What was called the largest slaughter of dolphins in the history of the Faroe Islands has led to massive criticism not only from animal rights activists, but from whalers themselves. However, bioeticians have pointed out the somewhat contradictory and not always logical attitude to killing animals for food.
Following an outcry over the mass slaughter of over 1,400 dolphins in a single day, as social media and news outlets across the globe were flooded with gory footage, the Faroese government has pledged to review the way the traditional hunts are carried out.
Last week’s slaughter, labelled the largest in history, was so great in scope, compared with previous years, that even professional whalers and trade union leaders, who ordinarily do their best to protect the age-old tradition, criticised the unnecessary brutality and unwanted attention, venturing that it could be the death knell of whale hunts.
Eco-activists and animal rights groups emphasised that the cull was so large that regulations in place to minimise the suffering of animals were not necessarily observed.
“We take this matter very seriously. Although these hunts are considered sustainable, we will be looking closely at the dolphin hunts, and what part they should play in Faroese society”, Faroese Premier Bardur á Steig Nielsen said in a statement.
Whaling in the Faroe Islands is a hunting tradition dating back to the Viking Age. For hundreds of years, sea mammals – primarily pilot whales, humpback whales, and dolphins – have been killed for their meat and blubber. Each year, the Faroese drive herds of the mammals into shallow fjords, subsequently stabbing them to death using traditional equipment such as a blowhole hook. The hunts are carried out on a non-commercial basis, as the catch is then distributed among the community.
Each year, the web explodes with gruesome footage and demands to stop the practice, seen as cruel and largely out of date. The Faroese government, however, called the whale drives a dramatic sight only to people “unfamiliar with the slaughter of mammals”, assuring that the hunts well organised and fully regulated.
The former chairman of the Faroese Whaling Association, Hans Jacob Hermansen, maintained that it was no different from killing cattle or anything else. “It’s just that we have an open abattoir”, he said.
Faroese MP Sjúrdur Skaale, while himself criticial of the recent cull in Skálafjørdur, hit back at the accusations by citing Denmark’s pork industry, which is one of the world’s largest.
“In Denmark, 30 million pigs are kept in captivity. Intelligent animals that live and die in captivity, living on a concrete floor. It is far worse than both whale killing and dolphin killing”, he told Danish Radio.
Bioetician Mickey Gjerris from Copenhagen University, in turn, emphasised the not-always-equally-logical relationship to animal killing.

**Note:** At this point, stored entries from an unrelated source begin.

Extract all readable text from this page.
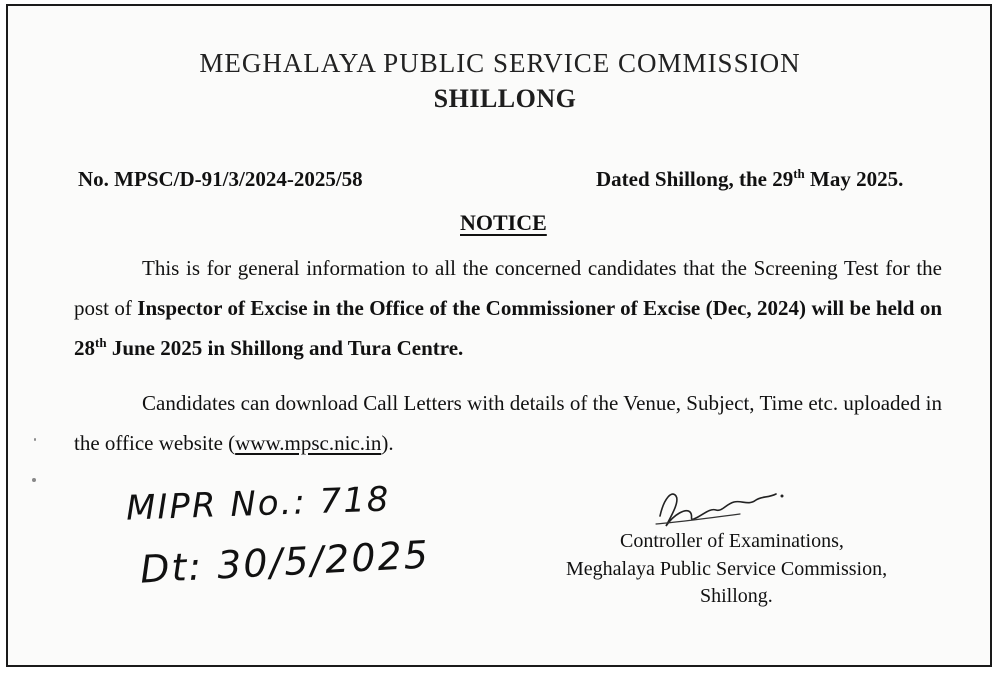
MEGHALAYA PUBLIC SERVICE COMMISSION

SHILLONG

No. MPSC/D-91/3/2024-2025/58	Dated Shillong, the 29th May 2025.

NOTICE

This is for general information to all the concerned candidates that the Screening Test for the post of Inspector of Excise in the Office of the Commissioner of Excise (Dec, 2024) will be held on 28th June 2025 in Shillong and Tura Centre.

Candidates can download Call Letters with details of the Venue, Subject, Time etc. uploaded in the office website (www.mpsc.nic.in).

MIPR No.: 718

Dt: 30/5/2025	Controller of Examinations,

Meghalaya Public Service Commission,

Shillong.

“Had it been 1,400 pigs, then we would have been whistling indifferently, for we are used to killing them, while dolphins are seen as very intelligent animals. There is a completely different narrative. It’s a bit like if they had taken puppies and kittens”, Gjerris said.
Turid Nolsøe from Copenhagen University, ventured that the massive criticism of whaling from the outside has had the opposite effect, leading many Faroese to stick to the hunts as a unique expression of their culture.
“The tradition might have died out if you didn’t keep focusing on it. It is a challenge to one’s identity that one feels it necessary to defend it”, Nolsøe mused.
The Faroes are an archipelago of 18 rocky islands, located halfway between Norway, Scotland, and Iceland. At 55,000 inhabitants, it is part of the Danish Realm.